|
Boost : |
Subject: Re: [boost] [xpressive] Performance Tuning?
From: OvermindDL1 (overminddl1_at_[hidden])
Date: 2009-07-18 07:00:44
On Sat, Jul 18, 2009 at 2:13 AM, Eric Niebler<eric_at_[hidden]> wrote:
> Michael Caisse wrote:
>>
>> OvermindDL1 wrote:
>>>
>>> Parsing: 42.5
>
> <snip>
>>>
>>> spirit-grammar(threadsafe/reusable): 3.1393
>>
>> Thank you for pulling this together. Would you mind sharing your test
>> suite?
Er, I meant to attach it, it is attached now. :)
It requires Boost trunk, and the timer file hpp I include is part of
the Boost.Spirit2.1 examples/test/somewhere_in_there area, but I
included it with my cpp file too so you do not need to hunt for it.
The defines at the top control what parts to compile or not, 0 to
disable compiling for that part, 1 to enable it.
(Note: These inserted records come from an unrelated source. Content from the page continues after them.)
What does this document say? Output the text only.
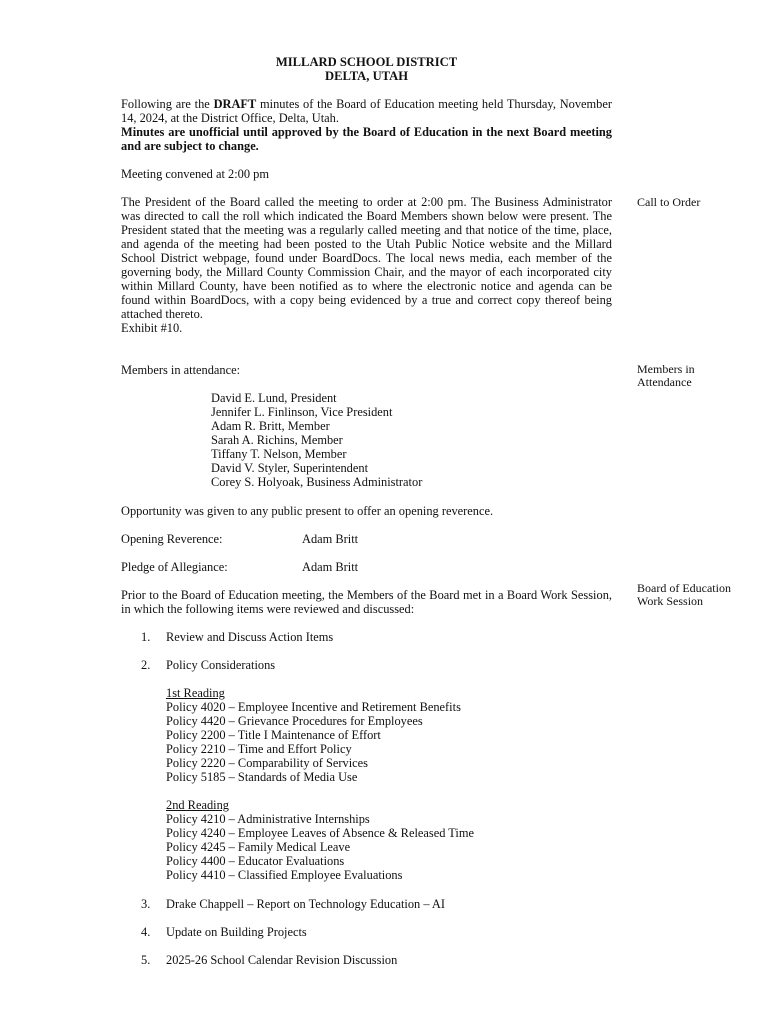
MILLARD SCHOOL DISTRICT
DELTA, UTAH
Following are the DRAFT minutes of the Board of Education meeting held Thursday, November 14, 2024, at the District Office, Delta, Utah.
Minutes are unofficial until approved by the Board of Education in the next Board meeting and are subject to change.
Meeting convened at 2:00 pm
The President of the Board called the meeting to order at 2:00 pm. The Business Administrator was directed to call the roll which indicated the Board Members shown below were present. The President stated that the meeting was a regularly called meeting and that notice of the time, place, and agenda of the meeting had been posted to the Utah Public Notice website and the Millard School District webpage, found under BoardDocs. The local news media, each member of the governing body, the Millard County Commission Chair, and the mayor of each incorporated city within Millard County, have been notified as to where the electronic notice and agenda can be found within BoardDocs, with a copy being evidenced by a true and correct copy thereof being attached thereto.
Exhibit #10.
Call to Order
Members in attendance:	Members in Attendance
David E. Lund, President
Jennifer L. Finlinson, Vice President
Adam R. Britt, Member
Sarah A. Richins, Member
Tiffany T. Nelson, Member
David V. Styler, Superintendent
Corey S. Holyoak, Business Administrator
Opportunity was given to any public present to offer an opening reverence.
Opening Reverence:	Adam Britt
Pledge of Allegiance:	Adam Britt
Prior to the Board of Education meeting, the Members of the Board met in a Board Work Session, in which the following items were reviewed and discussed:
Board of Education Work Session
1. Review and Discuss Action Items
2. Policy Considerations
1st Reading
Policy 4020 – Employee Incentive and Retirement Benefits
Policy 4420 – Grievance Procedures for Employees
Policy 2200 – Title I Maintenance of Effort
Policy 2210 – Time and Effort Policy
Policy 2220 – Comparability of Services
Policy 5185 – Standards of Media Use
2nd Reading
Policy 4210 – Administrative Internships
Policy 4240 – Employee Leaves of Absence & Released Time
Policy 4245 – Family Medical Leave
Policy 4400 – Educator Evaluations
Policy 4410 – Classified Employee Evaluations
3. Drake Chappell – Report on Technology Education – AI
4. Update on Building Projects
5. 2025-26 School Calendar Revision Discussion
My build is built with Visual Studio 8 (2005) with SP1. Compiler
options are basically defaults, except getting rid of the secure crt
crap that Microsoft screwed up (enabling that crap slows down Spirit
parsers on my system, a *lot*). The exe I built is in the 7zip file
attached. As stated, I have heard that Visual Studio handles template
stuff like Spirit better then GCC, so I am very curious how GCC's
timings on this file would be. There are still more changes to make
that I intend to make, but I really want the original code in a way
that I can use it.
To be honest, I had to change the core::to_number lines (commented
out) to boost::lexical_cast (right below the commented version), so
the xpressive version could be slightly faster if I actually had the
implementation of core::to_number available, and core::to_number was
well made. The xpressive code also throws a nice 100 line long
warning in my build log, all just about a conversion warning from
double to int_64, no clue how to fix that, I do not know xpressive, so
I would gladly like it if someone could get rid of that nasty warning
in my nice clean buildlog. In my compiler, my Spirit2.1 grammar
builds perfectly clean, I would like it if xpressive was the same way.
I honestly do not know *why* the Spirit version is so much faster then
the xpressive version, the spirit-quick version (the non-threadsafe) I
whipped up in about 2 minutes. The threadsafe version took about 5
minutes, the grammar/threadsafe/reusable version took about 10
minutes, and I know a lot more work was put into the xpressive
version, especially with the auto macros added and all such as well.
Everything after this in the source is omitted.